EU labour ministers reach agreement on changes to posted workers directive

The European Council for employment and social affairs has approved a general approach to the new posted workers directive, meant to revise earlier regulations that date back to 1996.

The new directive aims to facilitate the provision of services across the EU, at the same time ensuring fair competition and the rights of posted workers, which are people employed in one member state and sent by their employer to work temporarily in another state.

Put forth by the European Commission in March 2016, the proposed directive shot to the top of EU’s agenda after the election of Emmanuel Macros as president of France. France, which has one of the highest rates of “posted workers” in the EU, sees such employees – hired in the lower-income countries from Eastern Europe to work in jobs in Western European countries, while at the same time remaining subject to the labour laws from their country of origin – as undercutting it own domestic labour force.

Macron embarked on a tour of Eastern Europe in August to enlist support for his initiative for tighter restrictions on posted workers. He visited Bulgaria, among several other countries, where he received the support of both Prime Minister Boiko Borissov and President Radev.

In the intervening months, Borissov has said that one exception should be made for transport workers, whose status should be settled by separate regulations for their industry.

That point was agreed by the labour ministers at the European Council on social affairs on October 23. A statement after the meeting said that the amendments from the posted workers directive that affected transport workers would only apply from the date of entry into force of the “forthcoming sector-specific legislation.”

The other provisions agreed by the labour ministers were that the remuneration of posted workers would be in accordance with host member state law and practices, long-term postings of 12 months could only be extended by six months, posted workers would be subject to “universally applicable collective agreements” in all sectors, and equal treatment of temporary agency workers and local workers.

Approval of the council’s general approach on the proposed directive was hailed by Marianne Thyssen, European commissioner for employment, social affairs, skills and labour mobility. She said: “Our position from the beginning has been that workers should earn the same pay for the same work in the same place. I am glad Member States broadly support this. This is fair for the posted workers, who deserve equal working conditions. And this is fair for local workers and employers who don’t want to be undercut on wages.”

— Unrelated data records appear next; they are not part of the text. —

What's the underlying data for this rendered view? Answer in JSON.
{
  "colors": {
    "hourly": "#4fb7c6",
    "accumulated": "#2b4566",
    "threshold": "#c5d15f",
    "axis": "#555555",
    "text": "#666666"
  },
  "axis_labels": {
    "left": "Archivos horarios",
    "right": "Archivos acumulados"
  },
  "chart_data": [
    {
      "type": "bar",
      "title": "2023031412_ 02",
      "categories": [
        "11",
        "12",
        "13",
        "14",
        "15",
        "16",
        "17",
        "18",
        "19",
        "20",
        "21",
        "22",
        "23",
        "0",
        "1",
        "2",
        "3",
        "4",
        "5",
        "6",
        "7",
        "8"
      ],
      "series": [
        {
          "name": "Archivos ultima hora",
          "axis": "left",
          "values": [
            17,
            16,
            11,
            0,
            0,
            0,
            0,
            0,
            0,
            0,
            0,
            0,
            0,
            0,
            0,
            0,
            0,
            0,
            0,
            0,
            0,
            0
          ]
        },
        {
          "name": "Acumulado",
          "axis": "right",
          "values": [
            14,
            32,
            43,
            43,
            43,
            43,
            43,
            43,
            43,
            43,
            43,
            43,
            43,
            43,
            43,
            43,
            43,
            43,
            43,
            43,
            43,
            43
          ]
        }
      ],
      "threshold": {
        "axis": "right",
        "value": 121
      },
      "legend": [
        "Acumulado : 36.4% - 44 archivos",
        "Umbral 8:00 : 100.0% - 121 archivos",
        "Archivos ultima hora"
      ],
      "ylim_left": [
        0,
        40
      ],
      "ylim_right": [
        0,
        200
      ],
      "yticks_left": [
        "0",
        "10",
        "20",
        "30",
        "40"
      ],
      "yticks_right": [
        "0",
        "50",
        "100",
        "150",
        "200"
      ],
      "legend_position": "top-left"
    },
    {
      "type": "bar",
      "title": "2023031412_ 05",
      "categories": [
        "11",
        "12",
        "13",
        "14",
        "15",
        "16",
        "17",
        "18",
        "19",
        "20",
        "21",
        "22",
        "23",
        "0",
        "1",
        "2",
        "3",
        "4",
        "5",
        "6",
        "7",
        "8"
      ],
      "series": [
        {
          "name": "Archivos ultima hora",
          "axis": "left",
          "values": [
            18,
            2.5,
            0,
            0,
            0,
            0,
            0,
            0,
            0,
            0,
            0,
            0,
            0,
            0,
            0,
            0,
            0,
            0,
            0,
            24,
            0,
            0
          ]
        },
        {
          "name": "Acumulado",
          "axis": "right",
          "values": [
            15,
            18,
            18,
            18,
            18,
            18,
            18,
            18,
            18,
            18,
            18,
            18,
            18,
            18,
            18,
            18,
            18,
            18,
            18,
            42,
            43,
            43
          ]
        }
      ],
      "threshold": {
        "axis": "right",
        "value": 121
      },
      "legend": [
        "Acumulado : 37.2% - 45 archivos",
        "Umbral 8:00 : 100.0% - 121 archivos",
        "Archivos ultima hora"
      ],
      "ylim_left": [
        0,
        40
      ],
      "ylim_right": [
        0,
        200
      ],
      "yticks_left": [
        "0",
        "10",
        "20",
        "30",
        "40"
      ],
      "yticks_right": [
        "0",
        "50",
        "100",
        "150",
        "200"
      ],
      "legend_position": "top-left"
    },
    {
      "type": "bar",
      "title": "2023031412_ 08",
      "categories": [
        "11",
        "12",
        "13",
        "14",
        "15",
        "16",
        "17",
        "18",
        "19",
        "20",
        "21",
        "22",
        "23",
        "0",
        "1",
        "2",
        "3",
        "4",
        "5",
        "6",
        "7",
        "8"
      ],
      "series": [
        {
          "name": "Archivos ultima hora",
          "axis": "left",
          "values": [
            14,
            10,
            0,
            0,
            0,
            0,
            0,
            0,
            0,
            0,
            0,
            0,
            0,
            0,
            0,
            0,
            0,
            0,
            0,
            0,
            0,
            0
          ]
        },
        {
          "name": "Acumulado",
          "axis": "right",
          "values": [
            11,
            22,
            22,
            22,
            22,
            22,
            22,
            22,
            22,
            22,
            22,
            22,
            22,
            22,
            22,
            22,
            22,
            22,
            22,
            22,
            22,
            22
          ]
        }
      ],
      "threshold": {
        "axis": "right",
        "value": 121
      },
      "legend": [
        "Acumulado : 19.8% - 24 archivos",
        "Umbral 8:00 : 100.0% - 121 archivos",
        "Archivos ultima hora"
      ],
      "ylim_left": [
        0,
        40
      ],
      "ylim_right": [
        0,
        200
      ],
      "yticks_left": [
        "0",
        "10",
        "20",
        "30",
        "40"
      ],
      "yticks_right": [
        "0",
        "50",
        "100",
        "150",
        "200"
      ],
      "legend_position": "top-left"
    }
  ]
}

Now that the European Council has reached agreement on its general approach, it can begin negotiations on this topic with the European Parliament. Considering the usual length of such talks, it is likely that the negotiations will still be underway in the first half of 2018, when Bulgaria will hold the rotating presidency of the EU for six months and the country’s Labour and Social Policy Minister, Bisser Petkov, will chair the European Council for employment and social affairs.